Eco 519 Take home project#1: Tests for Forecast unbiasedness
预测无偏性测试代写 I have attached one-year ahead consensus forecasts of real GDP made every quarter from 1971:02 till 2014:02. Actual real GDP growth data currently
I have attached one-year ahead consensus forecasts of real GDP made every quarter from 1971:02 till 2014:02. Actual real GDP growth data currently revised and those available in real time (first monthly advance announcements) are also attached. The purpose of this project is to test if these forecasts are “unbiased and efficient” by running a regression of the type: Yt = a + b. Xt + ut, where Yt is the actual GDP growth and Xt is the forecast. ut is the error term.
In your short report include the following: 预测无偏性测试代写
1) Draw the forecast against the two actuals in two separate diagrams and make comments on how they look. How different are the unrevised vintage data compared with the revised data?
2) Compute the variances of two actual Yt series and of forecasts Xt, and explain why variance of forecasts is smaller than that of actuals.
3) Run the regression Yt = a + b. Xt + ut and test jointly the unbiasedness hypothesis that (a=0, b=1) using currently available revised data. Explain why (a=0, b=1 jointly) implies unbiased forecasts.
4) Redo #3 above using real time unrevised data.

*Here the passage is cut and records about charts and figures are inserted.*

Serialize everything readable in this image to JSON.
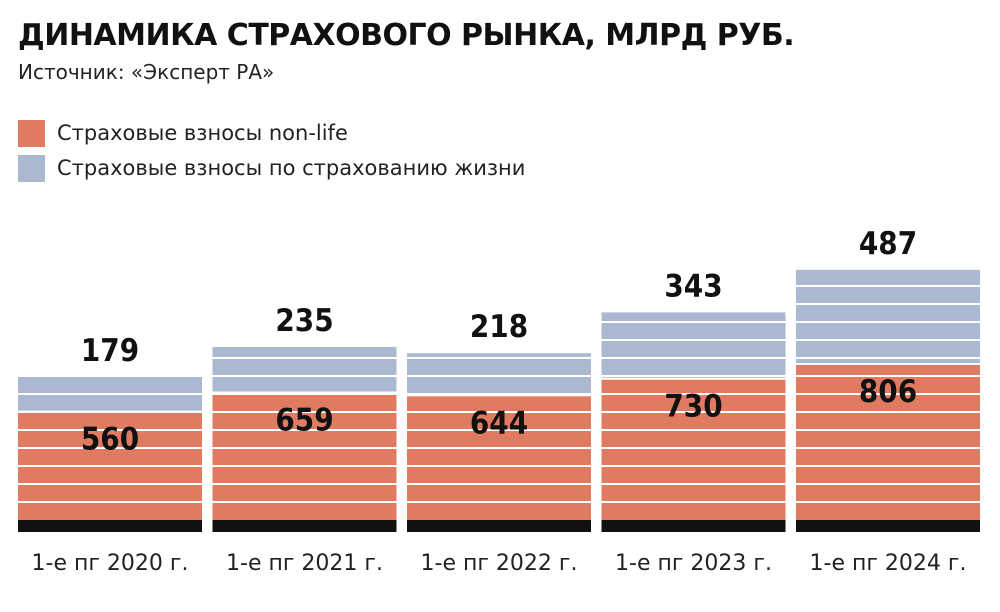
{
  "chart_data": {
    "type": "bar",
    "stacked": true,
    "title": "ДИНАМИКА СТРАХОВОГО РЫНКА, МЛРД РУБ.",
    "subtitle": "Источник: «Эксперт РА»",
    "categories": [
      "1-е пг 2020 г.",
      "1-е пг 2021 г.",
      "1-е пг 2022 г.",
      "1-е пг 2023 г.",
      "1-е пг 2024 г."
    ],
    "series": [
      {
        "name": "Страховые взносы non-life",
        "values": [
          560,
          659,
          644,
          730,
          806
        ],
        "color": "#e07b61"
      },
      {
        "name": "Страховые взносы по страхованию жизни",
        "values": [
          179,
          235,
          218,
          343,
          487
        ],
        "color": "#aab8d2"
      }
    ],
    "legend_position": "top-left",
    "gridlines": "horizontal white stripes",
    "baseline_color": "#111111"
  }
}
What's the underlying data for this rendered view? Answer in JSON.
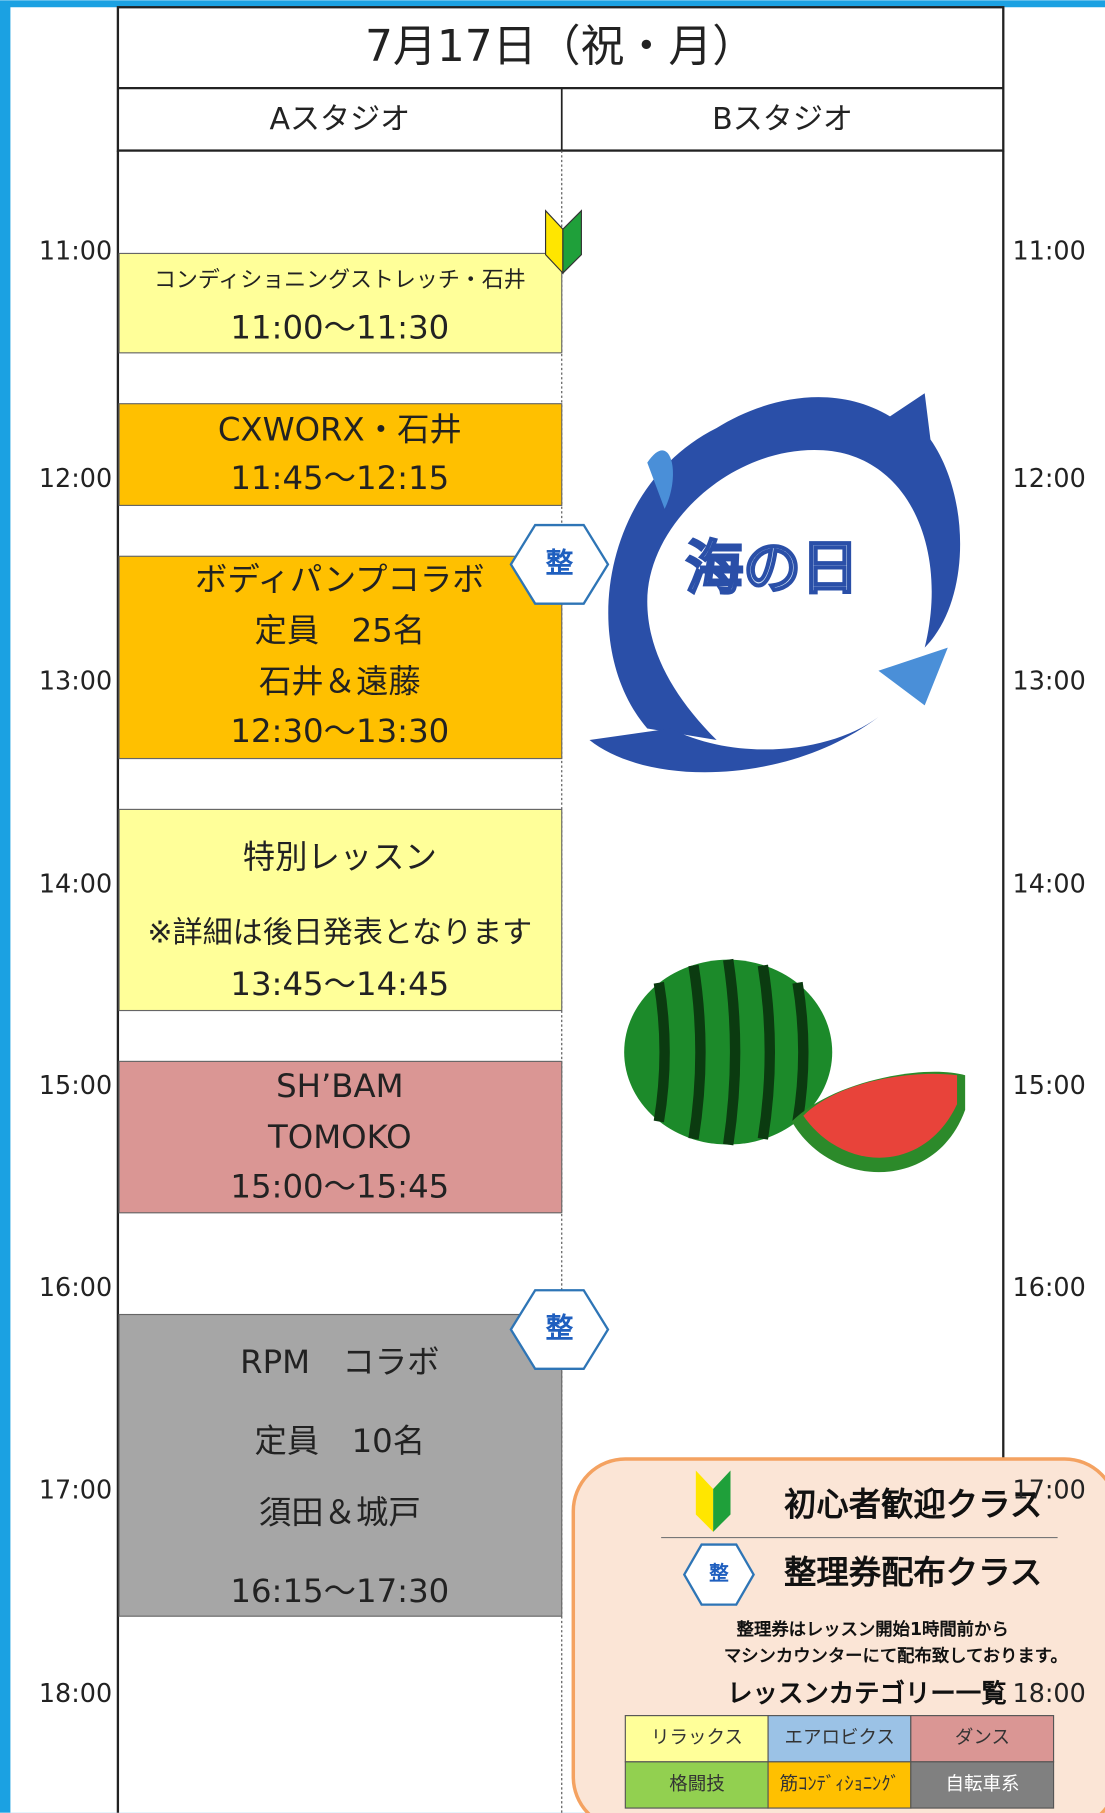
{
  "header": {
    "date": "7月17日（祝・月）",
    "studios": [
      "Aスタジオ",
      "Bスタジオ"
    ]
  },
  "times": [
    "11:00",
    "12:00",
    "13:00",
    "14:00",
    "15:00",
    "16:00",
    "17:00",
    "18:00"
  ],
  "lessons": [
    {
      "lines": [
        "コンディショニングストレッチ・石井",
        "11:00〜11:30"
      ],
      "color": "#ffff99"
    },
    {
      "lines": [
        "CXWORX・石井",
        "11:45〜12:15"
      ],
      "color": "#ffc000"
    },
    {
      "lines": [
        "ボディパンプコラボ",
        "定員　25名",
        "石井＆遠藤",
        "12:30〜13:30"
      ],
      "color": "#ffc000"
    },
    {
      "lines": [
        "特別レッスン",
        "※詳細は後日発表となります",
        "13:45〜14:45"
      ],
      "color": "#ffff99"
    },
    {
      "lines": [
        "SH’BAM",
        "TOMOKO",
        "15:00〜15:45"
      ],
      "color": "#da9694"
    },
    {
      "lines": [
        "RPM　コラボ",
        "定員　10名",
        "須田＆城戸",
        "16:15〜17:30"
      ],
      "color": "#a6a6a6"
    }
  ],
  "badge": "整",
  "decoration": "海の日",
  "legend": {
    "beginner": "初心者歓迎クラス",
    "ticket": "整理券配布クラス",
    "note": [
      "整理券はレッスン開始1時間前から",
      "マシンカウンターにて配布致しております。"
    ],
    "category_title": "レッスンカテゴリー一覧",
    "categories": [
      {
        "label": "リラックス",
        "color": "#ffff99"
      },
      {
        "label": "エアロビクス",
        "color": "#9bc2e6"
      },
      {
        "label": "ダンス",
        "color": "#da9694"
      },
      {
        "label": "格闘技",
        "color": "#92d050"
      },
      {
        "label": "筋ｺﾝﾃﾞｨｼｮﾆﾝｸﾞ",
        "color": "#ffc000"
      },
      {
        "label": "自転車系",
        "color": "#808080"
      }
    ]
  }
}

Comment on any difference you see, and why. Should one depend more on revised or unrevised data in testing the unbiasedness hypothesis?
5) Check if the estimated residuals from the two regressions are serially uncorrelated using the DW test. Will the presence of autocorrelation in residuals suggest that forecasts are not efficient in the sense that the forecasters do not fully incorporate all relevant information in predicting GDP growth? Explain why.
Write a short report and submit a pdf file by email before Monday December 15. You will get a second take-home project next with the same deadline. These two projects will count 30% towards the final.